Why R lives only in the worker image

The R-backed algorithms (hashtag_histogram_r, sentiment_histogram_and_sum_r, …) shell out to Rscript from inside the per-partition closure. That closure runs on the worker, so R only needs to exist on the worker.

The host machine running the client never needs R. The scheduler never needs R. The whole R install, interpreter, system libs (libarrow-dev), and ~10 R packages, is baked into albertogarob/whistlerlib.

See whistlerlib.dask.r_algs.funcs.r_script_process.RScriptProcess for the subprocess wrapper. Exit code 123 is a special "empty output, return empty DataFrame" signal, anything else propagates as CalledProcessError.

How a query becomes work

A single call like ds.hashtag_histogram_alt_python(k=5) triggers:

Step D is the only distributed step in the histogram path: each partition runs get_hashtags_wrapper independently on a worker, producing a partial (tag, freq) table. Steps E + F are run by Dask's compute(): a distributed groupby/sum merges the partial tables, then the small result is sort_values'd locally on the client.

All four base primitives, compute_vector_histogram, compute_vector_range, compute_matrix_nz_histogram_and_sum, compute_weighted_coonet, follow this "distributed map_partitions → distributed groupby/agg → local sort" shape. See Algorithm families for which user-facing method funnels into which primitive.

The processes mode

The first arg to Context(...) is the Dask client mode.
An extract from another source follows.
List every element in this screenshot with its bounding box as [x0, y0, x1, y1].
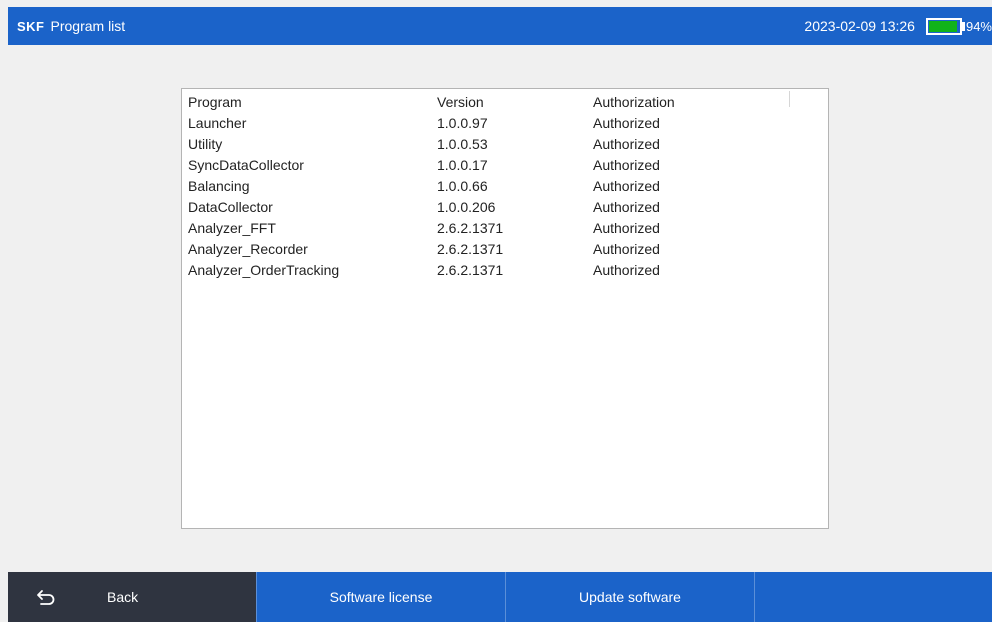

Whistlerlib defaults to 'processes', which configures Dask to launch one worker process per CPU. For the published Docker images, each worker container already runs one worker process with the threads-per-worker count set in Dockerfile.worker; passing 'processes' from the client is a no-op against a remote cluster.

Deployment topologies

TopologySchedulerWorkersUsed for
LocalCluster (Dask's in-process cluster)in your client processthreads/processes in your client processunit + integration tests; quick local dev with no Docker
Docker Composewhistlerlib-master container on the same hostworker containers on the same hostlocal end-to-end testing; researcher's laptop
Docker Swarmone manager-node containerN×worker-node containers across the swarmproduction deployment

The user-visible code is identical across all three. You change the host/port passed to Context(...), and Dask handles the wire protocol the same way.